Le film traite et s'empare du corps de l'acteur, que la caméra aime autant qu'il semble l'aimer. Alain De Halleux prend plaisir à filmer son sujet. Les muscles se tendent pour parer et donner des coups littéraux et allégoriques. Ainsi, les triceps, biceps, deltoïdes et pectoraux de Yamamoto envoient ses poings s'écraser dans les sacs de frappe. Comme le coeur, résidence de la conscience et de l'envie, cognent les décisions politiques et entrepreneuriales viciées du capitalisme forcené.
Ainsi, c'est surtout le portrait d'une révolte sous ses différents visages que peint le réalisateur. Entre les discours en costard, les prises de conscience en streetwear et les matraquages policiers tout en sueur et t-shirt plaqué au sol.
Mais le film trouve aussi, à plusieurs instants, sa force dans des respirations de vie quotidienne très graphiques, souvent plus abstraites mais néanmoins plus parlantes que bien des démonstrations discursives.
Ces séquences résonnent comme une prise de distance, des parenthèses dans la subjectivité de l'acteur épousée par le film. Elles observent une réalité sans futur qui se noie métaphoriquement sous les vagues destructrices d'où le film tire son titre. En somme, de bien beaux moments de cinéma pour communiquer une pensée, une émotion à travers un travail précis sur le cadre, la lumière, le mouvement, le son, la musique...
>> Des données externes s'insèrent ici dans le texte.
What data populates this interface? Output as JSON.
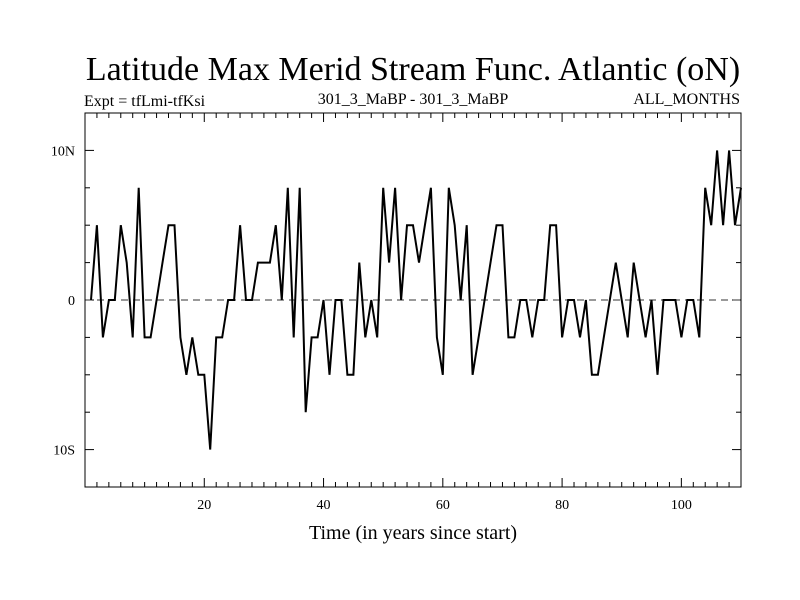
{
  "chart_data": {
    "type": "line",
    "title": "Latitude Max Merid Stream Func. Atlantic (oN)",
    "subtitle_left": "Expt = tfLmi-tfKsi",
    "subtitle_center": "301_3_MaBP - 301_3_MaBP",
    "subtitle_right": "ALL_MONTHS",
    "xlabel": "Time (in years since start)",
    "ylabel": "",
    "xlim": [
      0,
      110
    ],
    "ylim": [
      -12.5,
      12.5
    ],
    "x_ticks": [
      {
        "value": 20,
        "label": "20"
      },
      {
        "value": 40,
        "label": "40"
      },
      {
        "value": 60,
        "label": "60"
      },
      {
        "value": 80,
        "label": "80"
      },
      {
        "value": 100,
        "label": "100"
      }
    ],
    "y_ticks": [
      {
        "value": 10,
        "label": "10N"
      },
      {
        "value": 0,
        "label": "0"
      },
      {
        "value": -10,
        "label": "10S"
      }
    ],
    "reference_line": 0,
    "series": [
      {
        "name": "Latitude Max",
        "color": "#000000",
        "x": [
          1,
          2,
          3,
          4,
          5,
          6,
          7,
          8,
          9,
          10,
          11,
          12,
          13,
          14,
          15,
          16,
          17,
          18,
          19,
          20,
          21,
          22,
          23,
          24,
          25,
          26,
          27,
          28,
          29,
          30,
          31,
          32,
          33,
          34,
          35,
          36,
          37,
          38,
          39,
          40,
          41,
          42,
          43,
          44,
          45,
          46,
          47,
          48,
          49,
          50,
          51,
          52,
          53,
          54,
          55,
          56,
          57,
          58,
          59,
          60,
          61,
          62,
          63,
          64,
          65,
          66,
          67,
          68,
          69,
          70,
          71,
          72,
          73,
          74,
          75,
          76,
          77,
          78,
          79,
          80,
          81,
          82,
          83,
          84,
          85,
          86,
          87,
          88,
          89,
          90,
          91,
          92,
          93,
          94,
          95,
          96,
          97,
          98,
          99,
          100,
          101,
          102,
          103,
          104,
          105,
          106,
          107,
          108,
          109,
          110
        ],
        "values": [
          0,
          5,
          -2.5,
          0,
          0,
          5,
          2.5,
          -2.5,
          7.5,
          -2.5,
          -2.5,
          0,
          2.5,
          5,
          5,
          -2.5,
          -5,
          -2.5,
          -5,
          -5,
          -10,
          -2.5,
          -2.5,
          0,
          0,
          5,
          0,
          0,
          2.5,
          2.5,
          2.5,
          5,
          0,
          7.5,
          -2.5,
          7.5,
          -7.5,
          -2.5,
          -2.5,
          0,
          -5,
          0,
          0,
          -5,
          -5,
          2.5,
          -2.5,
          0,
          -2.5,
          7.5,
          2.5,
          7.5,
          0,
          5,
          5,
          2.5,
          5,
          7.5,
          -2.5,
          -5,
          7.5,
          5,
          0,
          5,
          -5,
          -2.5,
          0,
          2.5,
          5,
          5,
          -2.5,
          -2.5,
          0,
          0,
          -2.5,
          0,
          0,
          5,
          5,
          -2.5,
          0,
          0,
          -2.5,
          0,
          -5,
          -5,
          -2.5,
          0,
          2.5,
          0,
          -2.5,
          2.5,
          0,
          -2.5,
          0,
          -5,
          0,
          0,
          0,
          -2.5,
          0,
          0,
          -2.5,
          7.5,
          5,
          10,
          5,
          10,
          5,
          7.5
        ]
      }
    ]
  }
}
Beyond the WavesDès lors que le film échappe au charisme magnétique (et un peu vampirique) de son protagoniste, il dérive et plonge naturellement vers le fond de ses aspirations. Son combat quotidien, s'il est louable, semble bien peu intéressant comparé aux fondamentaux de ses idéaux. À contre courant de la politique majoritaire au Japon, Yamamoto charge tête baissée contre les gangrènes nationalistes, xénophobes, ultra capitalistes ou le réarmement toujours excessif. Autant de luttes à mener pour espérer sauver ce qu'il reste à sauver de son pays. Un Japon représentant paroxystique du fonctionnement sociétal infect et infecté d'un monde pas si éloigné du nôtre. Et c'est là, dans le pourquoi de ses interventions, que le film prend tout son intérêt. Bien loin du sénateur qui cabotine et hurle ses convictions dans les hémicycles de la Diète ou de l'acteur à succès de Battle Royal ou de Izo travaillant son apparence, mais bien dans les doutes, les espoirs, les découragements, les rebellions qui font d'un homme, bien plus qu'un être. Ici, nommé : Taro Yamamoto.